Isn't it ironic and sad? I used to save up change to build out a new PC every year because a yearly upgrade would often show performance gains. Now, an upgrade doesn't do much and truth be told I just dont play games as often as I used to, like hardly at all. But I still love hardware and upgrading. I waited four years to build out a 6700K from my old 3930K and I noticed no difference in game/everyday performance. Just the GPU upgrade allowed me to go to a higher resolution monitor. I could afford to buy just about anything I wanted including a dual xeon megatron system - but it would just sit there doing nothing, LOL

Oh well. Getting old. Overall, the pluses outweigh the minuses. :)

Loved this post. We walk similar paths. I used to spend so much more money on PC building. Then marriage, family, mortgage and job responsibilities took over. My FX6300 + GTX 770 still run fine at 1080p (or even 1920x810 custom res ultrawide) and I haven't had to upgrade as it takes me a full month or longer to actually finish any game I try. Come March though, it's time for either Zen or KBL, and then I'll look towards Vega too while I'm at it.
 
I only follow PC hardware news these days for sake of curiosity than any real need to buy any of it. The funny part is I'm a ton richer than 15 years ago as a teen yet my desire for new PC hardware has never been lower.

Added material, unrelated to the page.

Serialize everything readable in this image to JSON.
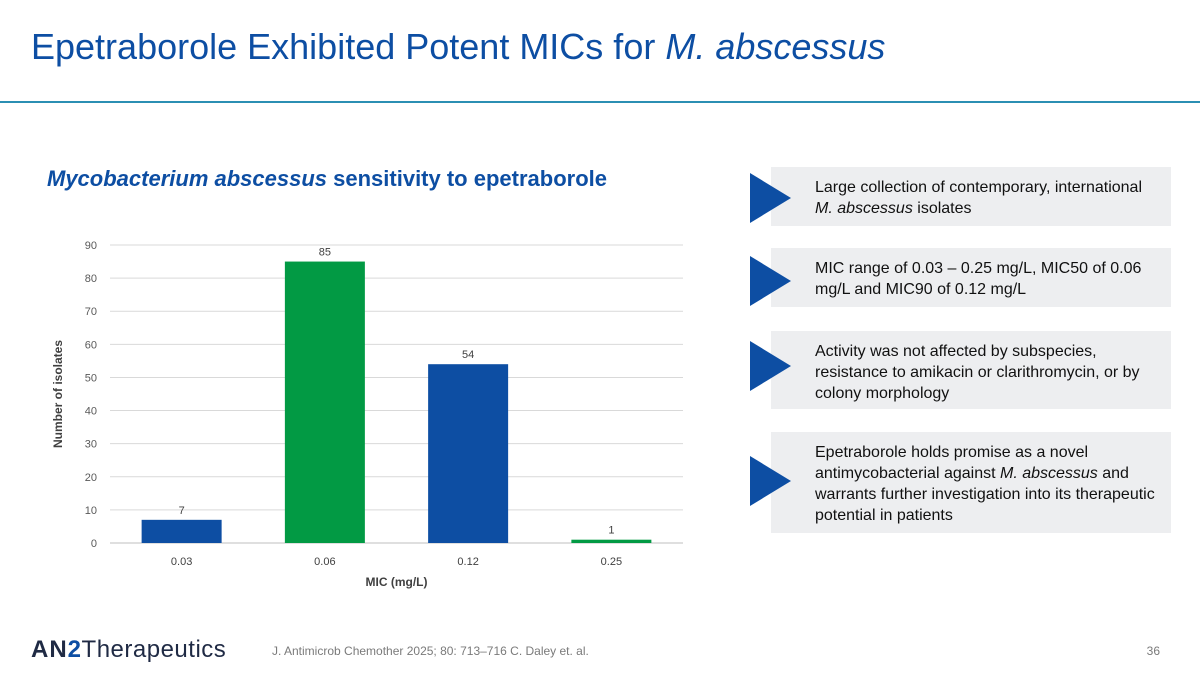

Same here. Of course, we are at a point where the next generation is not much of a leap at all. When I was younger a new PC meant huge improvements in either graphics or framerate. Now I can play most games at the highest settings at 1440p on a 980 Ti so I haven't bothered changing since the 10xx series were just a little bit faster. At this point I am waiting for someone to release a good 4K @ 120+ Hz display with G-Sync so I can justify upgrading my GPU in the first place.